Does the scatterplot show a positive or negatve association? Explain why your answer makes sense for these two variables.
This scatterplot shows a negative association. This makes sense because it is reasonable that as the percentage of residents that eat at least 5 servings of fruits and vegetables increases, the percentage of residents that is obese decreases, since healthy eating habits can prevent obesity.
Which of the following is most likely to be the correlation between these two variables: \(-1, -0.941, -0.605, -0.083, 0.172, 0.445, 0.955, or 1\)?

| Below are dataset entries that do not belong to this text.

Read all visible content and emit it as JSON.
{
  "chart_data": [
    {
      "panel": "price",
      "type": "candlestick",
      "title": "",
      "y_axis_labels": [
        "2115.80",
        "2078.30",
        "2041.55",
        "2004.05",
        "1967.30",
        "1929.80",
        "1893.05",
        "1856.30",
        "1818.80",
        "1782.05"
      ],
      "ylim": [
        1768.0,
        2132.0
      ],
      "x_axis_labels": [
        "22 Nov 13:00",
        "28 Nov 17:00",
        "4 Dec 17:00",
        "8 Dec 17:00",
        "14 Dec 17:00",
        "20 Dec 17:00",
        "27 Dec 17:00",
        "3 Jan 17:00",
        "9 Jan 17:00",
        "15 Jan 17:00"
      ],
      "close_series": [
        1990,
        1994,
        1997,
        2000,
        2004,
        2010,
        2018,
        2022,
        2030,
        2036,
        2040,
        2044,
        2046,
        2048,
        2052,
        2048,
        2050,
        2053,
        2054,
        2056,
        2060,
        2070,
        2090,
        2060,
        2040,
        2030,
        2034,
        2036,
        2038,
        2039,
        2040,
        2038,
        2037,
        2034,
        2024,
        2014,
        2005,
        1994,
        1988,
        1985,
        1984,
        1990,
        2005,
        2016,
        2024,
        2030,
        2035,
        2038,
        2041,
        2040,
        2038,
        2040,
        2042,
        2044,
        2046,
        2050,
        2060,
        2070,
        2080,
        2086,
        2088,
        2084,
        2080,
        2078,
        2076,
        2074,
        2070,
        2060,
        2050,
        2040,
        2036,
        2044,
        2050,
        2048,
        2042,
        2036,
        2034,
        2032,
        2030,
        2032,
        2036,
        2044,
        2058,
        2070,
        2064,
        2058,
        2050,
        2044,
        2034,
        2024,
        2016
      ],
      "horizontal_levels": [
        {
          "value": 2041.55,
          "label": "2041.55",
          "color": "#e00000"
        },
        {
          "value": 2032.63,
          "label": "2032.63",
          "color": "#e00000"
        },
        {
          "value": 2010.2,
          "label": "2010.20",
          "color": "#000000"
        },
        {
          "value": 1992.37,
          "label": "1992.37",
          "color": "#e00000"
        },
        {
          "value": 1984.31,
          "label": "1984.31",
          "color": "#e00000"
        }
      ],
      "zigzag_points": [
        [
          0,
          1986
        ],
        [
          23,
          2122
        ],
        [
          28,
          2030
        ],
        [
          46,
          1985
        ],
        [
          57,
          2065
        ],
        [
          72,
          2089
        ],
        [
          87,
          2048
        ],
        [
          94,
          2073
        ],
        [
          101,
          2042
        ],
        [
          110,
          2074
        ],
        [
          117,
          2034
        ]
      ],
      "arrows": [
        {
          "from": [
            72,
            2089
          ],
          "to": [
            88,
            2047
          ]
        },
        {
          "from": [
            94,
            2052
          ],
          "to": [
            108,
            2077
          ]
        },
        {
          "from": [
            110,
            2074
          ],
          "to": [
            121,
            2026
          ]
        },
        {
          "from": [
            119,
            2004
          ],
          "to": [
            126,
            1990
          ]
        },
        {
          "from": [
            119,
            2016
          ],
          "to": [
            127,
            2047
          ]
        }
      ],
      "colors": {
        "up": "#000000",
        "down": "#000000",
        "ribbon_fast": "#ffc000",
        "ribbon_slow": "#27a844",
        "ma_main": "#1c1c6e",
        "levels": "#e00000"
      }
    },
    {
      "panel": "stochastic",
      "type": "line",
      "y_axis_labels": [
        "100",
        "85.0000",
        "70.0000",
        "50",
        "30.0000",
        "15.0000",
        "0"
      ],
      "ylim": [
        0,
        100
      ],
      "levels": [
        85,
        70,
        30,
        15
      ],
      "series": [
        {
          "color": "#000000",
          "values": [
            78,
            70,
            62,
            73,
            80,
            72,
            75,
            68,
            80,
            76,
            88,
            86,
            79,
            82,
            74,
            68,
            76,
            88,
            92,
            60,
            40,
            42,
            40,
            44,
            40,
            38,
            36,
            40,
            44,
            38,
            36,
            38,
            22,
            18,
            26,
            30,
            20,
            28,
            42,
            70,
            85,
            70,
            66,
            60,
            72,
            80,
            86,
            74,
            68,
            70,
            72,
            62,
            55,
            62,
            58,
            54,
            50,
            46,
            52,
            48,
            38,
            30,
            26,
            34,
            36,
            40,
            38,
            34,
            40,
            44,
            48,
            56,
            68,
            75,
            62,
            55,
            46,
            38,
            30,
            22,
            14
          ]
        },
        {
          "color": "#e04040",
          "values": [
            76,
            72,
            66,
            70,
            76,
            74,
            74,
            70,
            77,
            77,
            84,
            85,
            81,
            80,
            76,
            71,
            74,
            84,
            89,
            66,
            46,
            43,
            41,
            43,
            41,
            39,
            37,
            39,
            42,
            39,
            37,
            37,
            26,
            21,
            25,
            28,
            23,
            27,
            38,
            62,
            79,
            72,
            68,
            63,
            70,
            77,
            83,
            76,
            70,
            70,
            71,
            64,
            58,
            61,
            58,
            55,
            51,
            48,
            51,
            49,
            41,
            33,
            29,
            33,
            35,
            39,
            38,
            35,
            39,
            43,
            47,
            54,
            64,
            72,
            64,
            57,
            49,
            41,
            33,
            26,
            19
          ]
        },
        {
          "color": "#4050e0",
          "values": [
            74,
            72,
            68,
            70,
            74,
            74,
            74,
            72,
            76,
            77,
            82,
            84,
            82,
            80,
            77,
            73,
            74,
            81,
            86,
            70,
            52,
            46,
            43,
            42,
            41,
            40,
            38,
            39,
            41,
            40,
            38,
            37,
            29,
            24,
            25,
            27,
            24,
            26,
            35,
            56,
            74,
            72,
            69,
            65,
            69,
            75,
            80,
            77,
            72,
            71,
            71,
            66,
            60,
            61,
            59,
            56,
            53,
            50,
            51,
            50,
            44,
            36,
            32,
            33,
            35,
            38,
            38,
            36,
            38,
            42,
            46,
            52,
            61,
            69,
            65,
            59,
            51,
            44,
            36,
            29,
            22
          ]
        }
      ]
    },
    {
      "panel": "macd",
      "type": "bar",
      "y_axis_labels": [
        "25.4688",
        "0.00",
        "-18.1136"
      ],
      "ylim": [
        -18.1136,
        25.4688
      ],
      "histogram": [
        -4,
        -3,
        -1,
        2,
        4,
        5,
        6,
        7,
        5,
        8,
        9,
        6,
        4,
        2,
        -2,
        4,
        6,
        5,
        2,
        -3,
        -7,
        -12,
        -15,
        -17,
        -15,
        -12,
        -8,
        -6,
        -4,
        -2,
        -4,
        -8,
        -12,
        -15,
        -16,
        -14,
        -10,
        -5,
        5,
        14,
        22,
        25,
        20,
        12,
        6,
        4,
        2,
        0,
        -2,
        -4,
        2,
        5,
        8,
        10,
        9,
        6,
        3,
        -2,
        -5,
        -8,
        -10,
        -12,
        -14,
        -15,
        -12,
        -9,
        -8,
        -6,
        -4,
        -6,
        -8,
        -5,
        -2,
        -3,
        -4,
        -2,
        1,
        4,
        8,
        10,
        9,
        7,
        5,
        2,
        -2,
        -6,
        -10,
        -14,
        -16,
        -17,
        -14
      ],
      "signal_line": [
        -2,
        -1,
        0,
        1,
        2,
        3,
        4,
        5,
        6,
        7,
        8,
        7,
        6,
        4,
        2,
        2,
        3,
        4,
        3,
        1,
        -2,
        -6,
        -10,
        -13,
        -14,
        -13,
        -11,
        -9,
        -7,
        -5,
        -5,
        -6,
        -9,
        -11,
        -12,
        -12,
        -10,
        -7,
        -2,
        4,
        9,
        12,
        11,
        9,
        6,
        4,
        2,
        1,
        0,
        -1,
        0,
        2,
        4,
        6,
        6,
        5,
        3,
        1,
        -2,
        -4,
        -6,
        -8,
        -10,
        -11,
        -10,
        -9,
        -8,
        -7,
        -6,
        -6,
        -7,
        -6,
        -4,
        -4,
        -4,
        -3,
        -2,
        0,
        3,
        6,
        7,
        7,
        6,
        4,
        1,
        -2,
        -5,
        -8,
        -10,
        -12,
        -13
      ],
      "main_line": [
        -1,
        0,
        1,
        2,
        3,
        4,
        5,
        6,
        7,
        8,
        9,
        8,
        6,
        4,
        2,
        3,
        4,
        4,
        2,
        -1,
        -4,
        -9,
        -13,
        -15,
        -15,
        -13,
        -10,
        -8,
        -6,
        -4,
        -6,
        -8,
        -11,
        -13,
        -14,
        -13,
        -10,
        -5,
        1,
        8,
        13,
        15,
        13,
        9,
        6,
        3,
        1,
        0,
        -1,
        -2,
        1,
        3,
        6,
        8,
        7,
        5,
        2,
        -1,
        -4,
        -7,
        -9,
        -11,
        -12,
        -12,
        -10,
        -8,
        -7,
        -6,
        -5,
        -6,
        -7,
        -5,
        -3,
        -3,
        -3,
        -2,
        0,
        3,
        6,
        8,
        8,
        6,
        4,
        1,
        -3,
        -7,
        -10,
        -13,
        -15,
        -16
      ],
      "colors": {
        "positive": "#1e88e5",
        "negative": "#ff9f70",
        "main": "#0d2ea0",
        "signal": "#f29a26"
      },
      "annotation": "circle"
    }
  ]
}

Explain your reasoning.
The mostly likely correlation between these two variables is -.605, because it is a moderately strong, negative relationiship.
Would a negative correlation imply that eating more vegetables will cause you to lose weight? Explain.
No; correlation does not imply causation, so we only know that there is some relationship between the two not necessarily that it eating more vegetables will cause you to lose weight.
x_values <- c(2002,2003,2004,2005,2006,2007,2008,2009,2010,2011)
y_values <- c(50,45,54,49,54,66,59,68,54,62)
xyplot(y_values~x_values,type = c("p", "r"))
model<-lm(y_values~x_values)
model
##
## Call:
## lm(formula = y_values ~ x_values)
##
## Coefficients:
## (Intercept) x_values
## -3385.352 1.715
origCorrelation <- cor(y_values~x_values)
listOfCorrelations <- c()
for (i in 1:10000){
reordered_y_values <- sample(y_values,size=10,replace=F)
newCorrelation <- cor(reordered_y_values~x_values)
listOfCorrelations <- c(listOfCorrelations,newCorrelation)
}
histogram(~listOfCorrelations)
#2-sided p-value
pvalue <- (sum(listOfCorrelations >= origCorrelation)+sum(listOfCorrelations <= -1*origCorrelation))/10000
pvalue
## [1] 0.0327
We make a null hypothesis that the correlation coefficient is equal to zero and a alternative hypothesis that it is not equal to zero. With a p-value of ‘r pvalue’, we can reject the null hypothesis and conclude that there is a significant linear relationship bewteen the year and the number of hot dogs and buns eaten.
\(HotDogs = 1.715*Year - 3385.352\) The slope tells us that for every additional year, the number of hot dogs and buns eaten increases by 1.715.
yavg = mean(y_values)
predicted = (1.715 * x_values) - 3385.352
SST = sum((y_values - yavg)^2)
SST
## [1] 506.9
SSE = sum((y_values - predicted)^2)
SSE
## [1] 265.1333
SSR = sum((predicted - yavg)^2)
SSR
## [1] 243.5783
anova(model)
## Analysis of Variance Table
##
## Response: y_values
## Df Sum Sq Mean Sq F value Pr(>F)
## x_values 1 242.69 242.694 7.3486 0.02662 *
## Residuals 8 264.21 33.026
## ---
## Signif. codes: 0 '***' 0.001 '**' 0.01 '*' 0.05 '.' 0.1 ' ' 1
r2 = (SSR/SST)^2
r2
## [1] 0.2309045
The R^2 value tells us that 23.09% of the variability of the number of hot dogs and buns eaten is explained by the model.